Morphotaxonomic analyses

In total, 18,351 specimens representing 116 taxa (including 98 genera) were sorted from 10 grab samples (Supplementary Table 3). On average (±standard deviation), 17.2 (±6.67) species occur at stations close to the cages (within 60 meters) and 47.25 (±8.6) species occur at remote stations. The number of specimens ranges from 366 to 7083 in AZE stations (st. 1 to 6) and from 217 to 320 in distant stations. Both the Shannon H’ and Pielou J indices indicate a lower diversity close to cages (H’ = 0.77 ± 0.24 and J = 0.27 ± 0.07) as compared to remote stations (H’ = 3.2 ± 0.08 and J = 0.83 ± 0.035). The benthic communities in AZE stations are dominated by the annelids: Capitella spp, (76.7 ± 11%), Tubificoides benedii (1.66 ± 2.13%) and Malacoceros fuliginosus (3.03 ± 2.55%) and unidentified nematods (15.8 ± 9.4%). In distant stations (st. 7 to 10), only five specimens belonging to these taxa could be found. The seven species which dominate in the distant stations belong to diverse phyla, including one gastropod (10.79 ± 4.40%), one bivalve (8.47 ± 2.99%), one Echinoderm (5.03 ± 2.31%) and four annelids orders: Capitellida (4.34 ± 2.41%), Terebellida (8.57 ± 2.40%), Spionida (1.93 ± 0.71%) and Phyllodocida (9.15 ± 1.10%).

HTS data statistics

We obtained about 4.5 million eukaryotic reads distributed across 100 samples (5 DNA and 5 cDNA replicates at 10 sampling stations), from which a subset of 583,574 and 295,727 sequence reads correspond to Metazoa, for DNA and RNA respectively (Supplementary Table 4). We discarded five DNA samples including four from station 1 and one from station 2 because after filtering they contained no sequence or less than three metazoan sequences, respectively. We found significantly more metazoan sequences in the DNA than in the RNA samples (Friedman rank sum test excluding samples 1 and 2 because of missing sample pairs, p-value = 0.008), as well as in two out of three stations situated far from the cages (stations 7 and 9) (Pairwise Wilcoxon Mann-Whitney tests with FDR correction: p-value = 0.036, Supplementary Fig. 1 and Supplementary Table 5). Similarly, the OTU richness is systematically higher in DNA samples than in RNA samples, irrespective of the threshold used for OTUs clustering (Friedman rank sum test excluding samples 1 and 2 because of missing sample pairs, p-value: 1.54 10−5).

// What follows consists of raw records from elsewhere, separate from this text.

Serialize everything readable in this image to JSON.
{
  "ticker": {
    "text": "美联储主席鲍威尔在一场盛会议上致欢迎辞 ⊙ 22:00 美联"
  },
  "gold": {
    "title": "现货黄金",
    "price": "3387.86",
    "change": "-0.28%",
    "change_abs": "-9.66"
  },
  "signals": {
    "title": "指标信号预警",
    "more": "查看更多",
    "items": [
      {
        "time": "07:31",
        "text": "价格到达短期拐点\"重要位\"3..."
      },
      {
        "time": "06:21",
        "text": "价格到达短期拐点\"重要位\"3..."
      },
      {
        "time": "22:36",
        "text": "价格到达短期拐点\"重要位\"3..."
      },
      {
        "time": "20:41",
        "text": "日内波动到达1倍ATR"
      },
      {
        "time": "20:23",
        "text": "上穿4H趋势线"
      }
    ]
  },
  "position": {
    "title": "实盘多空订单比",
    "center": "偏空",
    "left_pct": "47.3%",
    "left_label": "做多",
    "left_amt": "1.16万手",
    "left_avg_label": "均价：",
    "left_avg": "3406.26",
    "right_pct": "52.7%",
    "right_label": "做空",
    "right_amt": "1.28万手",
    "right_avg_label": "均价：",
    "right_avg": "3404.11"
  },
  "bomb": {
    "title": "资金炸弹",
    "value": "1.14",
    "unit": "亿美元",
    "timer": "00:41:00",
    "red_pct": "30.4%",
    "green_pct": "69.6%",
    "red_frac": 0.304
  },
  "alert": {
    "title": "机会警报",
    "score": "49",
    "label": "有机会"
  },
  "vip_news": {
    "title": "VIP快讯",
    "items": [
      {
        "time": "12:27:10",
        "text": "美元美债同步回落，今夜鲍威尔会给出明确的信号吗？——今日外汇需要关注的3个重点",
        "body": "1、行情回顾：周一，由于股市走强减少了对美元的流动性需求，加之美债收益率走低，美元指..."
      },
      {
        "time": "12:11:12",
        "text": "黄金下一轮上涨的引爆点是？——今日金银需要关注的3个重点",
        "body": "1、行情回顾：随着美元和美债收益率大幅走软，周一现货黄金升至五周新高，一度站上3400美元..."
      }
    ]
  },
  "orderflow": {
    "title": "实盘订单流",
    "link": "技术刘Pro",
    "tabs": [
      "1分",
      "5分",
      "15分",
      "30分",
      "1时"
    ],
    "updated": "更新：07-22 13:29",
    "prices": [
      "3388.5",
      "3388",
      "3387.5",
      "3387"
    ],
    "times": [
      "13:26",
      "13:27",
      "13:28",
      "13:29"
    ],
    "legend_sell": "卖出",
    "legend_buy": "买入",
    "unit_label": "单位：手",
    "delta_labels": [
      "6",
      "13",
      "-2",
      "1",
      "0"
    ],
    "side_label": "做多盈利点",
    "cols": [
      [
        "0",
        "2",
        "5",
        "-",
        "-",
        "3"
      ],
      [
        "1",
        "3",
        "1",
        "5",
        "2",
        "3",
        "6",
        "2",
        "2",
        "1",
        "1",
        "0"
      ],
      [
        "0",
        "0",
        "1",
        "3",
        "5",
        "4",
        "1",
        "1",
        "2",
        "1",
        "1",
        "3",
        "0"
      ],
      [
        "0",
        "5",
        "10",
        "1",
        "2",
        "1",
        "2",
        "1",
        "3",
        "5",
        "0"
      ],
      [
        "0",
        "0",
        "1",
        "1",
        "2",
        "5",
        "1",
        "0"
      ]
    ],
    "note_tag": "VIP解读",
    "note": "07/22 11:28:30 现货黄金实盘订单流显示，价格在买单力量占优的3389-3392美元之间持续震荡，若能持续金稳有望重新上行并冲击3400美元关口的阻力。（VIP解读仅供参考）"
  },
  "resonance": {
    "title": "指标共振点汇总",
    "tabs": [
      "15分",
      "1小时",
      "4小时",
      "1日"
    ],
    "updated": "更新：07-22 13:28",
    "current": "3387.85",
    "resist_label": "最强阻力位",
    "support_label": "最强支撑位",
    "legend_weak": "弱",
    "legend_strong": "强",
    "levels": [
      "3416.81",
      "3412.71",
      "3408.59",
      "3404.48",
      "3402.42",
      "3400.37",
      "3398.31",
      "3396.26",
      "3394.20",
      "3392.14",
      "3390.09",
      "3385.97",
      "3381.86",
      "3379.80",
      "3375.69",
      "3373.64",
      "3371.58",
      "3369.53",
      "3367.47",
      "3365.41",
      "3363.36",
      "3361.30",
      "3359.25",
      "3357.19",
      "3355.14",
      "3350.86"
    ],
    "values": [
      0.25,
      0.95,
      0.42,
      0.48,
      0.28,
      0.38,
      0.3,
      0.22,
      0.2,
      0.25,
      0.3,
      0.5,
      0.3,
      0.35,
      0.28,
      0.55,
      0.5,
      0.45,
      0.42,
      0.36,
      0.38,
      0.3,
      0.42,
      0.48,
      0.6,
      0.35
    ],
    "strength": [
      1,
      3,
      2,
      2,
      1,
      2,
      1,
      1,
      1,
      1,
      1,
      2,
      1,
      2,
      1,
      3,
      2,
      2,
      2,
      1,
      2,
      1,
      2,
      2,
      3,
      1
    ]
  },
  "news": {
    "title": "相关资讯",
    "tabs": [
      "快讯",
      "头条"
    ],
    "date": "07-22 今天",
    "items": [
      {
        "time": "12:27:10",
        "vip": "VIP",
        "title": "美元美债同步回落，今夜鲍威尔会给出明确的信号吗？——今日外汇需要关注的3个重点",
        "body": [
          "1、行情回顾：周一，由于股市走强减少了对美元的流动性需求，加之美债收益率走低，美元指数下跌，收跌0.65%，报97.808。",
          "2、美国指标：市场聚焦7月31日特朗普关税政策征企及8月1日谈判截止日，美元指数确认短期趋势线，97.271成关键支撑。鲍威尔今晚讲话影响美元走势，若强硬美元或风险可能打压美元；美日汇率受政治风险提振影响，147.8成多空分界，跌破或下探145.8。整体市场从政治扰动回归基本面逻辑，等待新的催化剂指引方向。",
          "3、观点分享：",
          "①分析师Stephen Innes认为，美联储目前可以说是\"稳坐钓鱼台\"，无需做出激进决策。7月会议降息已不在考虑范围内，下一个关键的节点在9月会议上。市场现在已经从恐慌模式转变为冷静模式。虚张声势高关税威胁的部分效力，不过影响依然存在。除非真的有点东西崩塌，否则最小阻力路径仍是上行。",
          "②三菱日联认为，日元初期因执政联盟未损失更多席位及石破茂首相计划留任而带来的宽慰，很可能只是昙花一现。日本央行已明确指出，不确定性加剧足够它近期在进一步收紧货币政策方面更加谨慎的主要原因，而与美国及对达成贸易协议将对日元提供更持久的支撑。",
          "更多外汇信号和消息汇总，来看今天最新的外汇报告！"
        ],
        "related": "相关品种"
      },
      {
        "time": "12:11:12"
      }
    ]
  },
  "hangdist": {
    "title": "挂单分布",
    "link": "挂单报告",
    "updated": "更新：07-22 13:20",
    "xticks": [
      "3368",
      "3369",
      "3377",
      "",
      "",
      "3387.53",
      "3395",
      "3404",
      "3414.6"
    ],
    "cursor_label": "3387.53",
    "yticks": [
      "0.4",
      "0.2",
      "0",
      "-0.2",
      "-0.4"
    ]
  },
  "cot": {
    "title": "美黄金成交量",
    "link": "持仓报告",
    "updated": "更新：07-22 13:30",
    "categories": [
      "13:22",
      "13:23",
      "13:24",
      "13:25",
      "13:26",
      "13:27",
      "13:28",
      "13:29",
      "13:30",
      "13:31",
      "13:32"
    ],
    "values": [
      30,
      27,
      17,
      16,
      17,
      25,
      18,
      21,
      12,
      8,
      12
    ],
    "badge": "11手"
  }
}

We used the sequence dataset of 163 OTUs clustered at 3% dissimilarity for further analyses of metazoan communities. The OTU richness is significantly higher at remote stations than close to the cages, but only for DNA samples (Fig. 1, Supplementary Table 6). For the RNA data, the OTU richness does not show any particular pattern, except for the most distant station 9 appearing less OTU-rich than the stations close to the cages. Interestingly, even in the DNA data the increase of the OTU richness observed in distant stations is much lower than the number of morphologically identified species.

Figure 1
figure 1

Morphological species and molecular OTU richness.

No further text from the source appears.